You are probably familiar with dahlias, begonias, and gladioli, but there are many less familiar flowers and leaves that make a great show. You can buy summer bulbs or plants that are already started in pots. Give bulbs a head start by potting up them in April and setting them outside in containers or in the ground after the last frost.
When the season is over, summer bulbs require action after the first light frost in the fall, or when the foliage starts to die back.
You can leave them in the soil outside where cold temperatures will likely kill them; bring containers in to become houseplants, or save your bulbs. To save bulbs, dig them up and dry in the sun, or inside in a warm, dry spot. Once dry, cut the leaves just above the bulb or corm, and store bulbs in a cool, dry place for the winter.
For sweet, sun drenched tropical island fragrance, try:
Tuberose (Polianthes tuberosa)
This night-blooming plant features beautiful spikes of fragrant, waxy flowers, usually in shades of pink and white. It’s grown worldwide for its intoxicating scent. Tuberose is also used in perfumes and added to Hawaiian leis.
To grow successfully, tuberose needs at least six hours a day of natural sun or a plant light. The soil must drain well or the bulbs will rot. Apply a balanced fertilizer every six weeks in summer. The blooms make a lovely cut flower and you will need only one or two spikes to scent a room.
A relative of gladiolus, its flowers are similarly shaped, but appear one to a stem. The plant has white flowers with maroon centers, and long slender green leaves. This medium-sized plant makes a better show in masses, and provides more scent.
In our northern location, Peacock orchids need lots of hot sun, especially in the afternoon.

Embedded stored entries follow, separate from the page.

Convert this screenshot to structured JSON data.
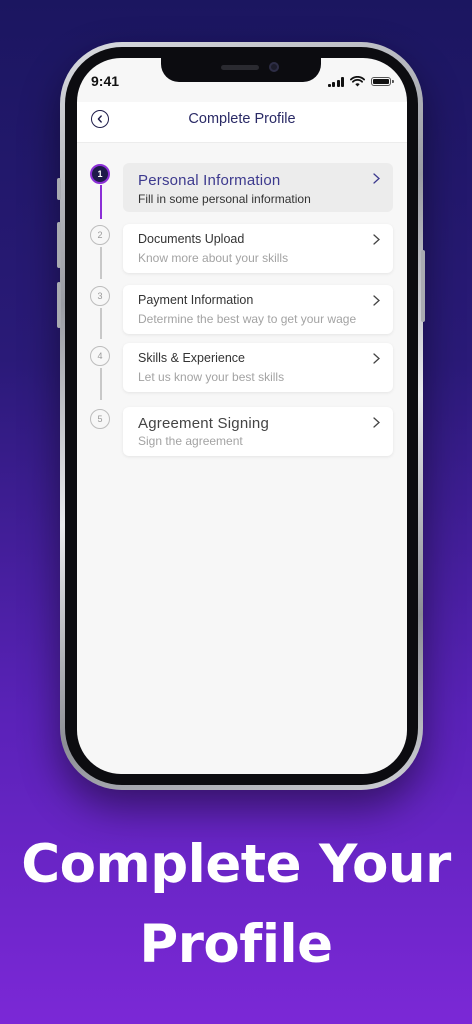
{
  "status_bar": {
    "time": "9:41",
    "icons": [
      "signal-icon",
      "wifi-icon",
      "battery-icon"
    ]
  },
  "header": {
    "title": "Complete Profile",
    "back_icon": "back-circle-icon"
  },
  "steps": [
    {
      "number": "1",
      "title": "Personal Information",
      "subtitle": "Fill in some personal information",
      "active": true
    },
    {
      "number": "2",
      "title": "Documents Upload",
      "subtitle": "Know more about your skills",
      "active": false
    },
    {
      "number": "3",
      "title": "Payment Information",
      "subtitle": "Determine the best way to get your wage",
      "active": false
    },
    {
      "number": "4",
      "title": "Skills & Experience",
      "subtitle": "Let us know your best skills",
      "active": false
    },
    {
      "number": "5",
      "title": "Agreement Signing",
      "subtitle": "Sign the agreement",
      "active": false
    }
  ],
  "caption": {
    "line1": "Complete Your",
    "line2": "Profile"
  },
  "colors": {
    "accent": "#8b2fd6",
    "active_step_fill": "#1e1a4a",
    "title_text": "#2a2a66",
    "background_top": "#1b1660",
    "background_bottom": "#7b28d6"
  }
}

The more sun, the more fragrance. Keep soil moist, but not wet. Plant it where it will not receive a lot of wind. An extra bonus–deer dislike them.

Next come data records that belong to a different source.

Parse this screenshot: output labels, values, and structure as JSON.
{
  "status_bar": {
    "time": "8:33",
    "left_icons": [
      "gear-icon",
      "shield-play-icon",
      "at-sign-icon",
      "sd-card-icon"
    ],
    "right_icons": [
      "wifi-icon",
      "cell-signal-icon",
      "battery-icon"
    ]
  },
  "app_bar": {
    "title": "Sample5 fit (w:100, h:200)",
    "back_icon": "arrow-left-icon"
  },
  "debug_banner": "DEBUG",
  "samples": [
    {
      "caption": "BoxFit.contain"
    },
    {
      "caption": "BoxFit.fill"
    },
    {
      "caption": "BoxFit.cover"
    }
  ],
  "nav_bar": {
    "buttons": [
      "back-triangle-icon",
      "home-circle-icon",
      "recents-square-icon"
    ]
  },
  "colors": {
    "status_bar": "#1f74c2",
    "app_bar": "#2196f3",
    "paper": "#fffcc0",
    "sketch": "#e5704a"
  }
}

Freesia is the star of many florists’ bouquets because of its fragrant funnel-shaped flowers in colours ranging from white to yellow, pink, red, and blue-mauve. Hand creams and candles often feature its scent.
Grow these corms in morning sun or light shade. Use compost enriched soil to avoid extra fertilizing, and ensure it drains well.
If you prefer lush, unusual foliage, try:
The plant grow from a corm, and in the tropics can grow over two metres tall, however about one metre is more common in Atlantic Canada.
Still, the leaves are large and impressive. The heart-shaped leaves range in colour from dark green to golden-chartreuse and grow over a half metre long. This plant is often described as stunning and architectural.
It grows best in warm, humid areas, with dappled shade or morning sun. Elephant’s ear is a heavy feeder so apply liquid fertilizer regularly.
Depending on the variety, leaves may be solid green, maroon, bronze, or striped in a variety of those colours. Its flowers resemble the shape of an iris blooming above the foliage in pink, red, orange, or yellow. The largest varieties can grow to nearly two metres tall.
Cannas prefer full sun and rich, moist-to-wet soil, and can even grow in water gardens. Feed it in spring and summer with a balanced fertilizer. A single plant can be a centerpiece in a garden bed, but a mass of them creates a tropical feel.
Angel wings (Caladium)
This foliage plant is almost prettier than flowers, with red, white, green, or pink leaves, or a combination. Angel wings can grow to 75 centimetres tall, depending on the variety.
This plant thrives in moist soil and light shade. Watering and fertilizing regularly will keep the Caladium happy and vigorous from the last frost in spring to the first frost in autumn.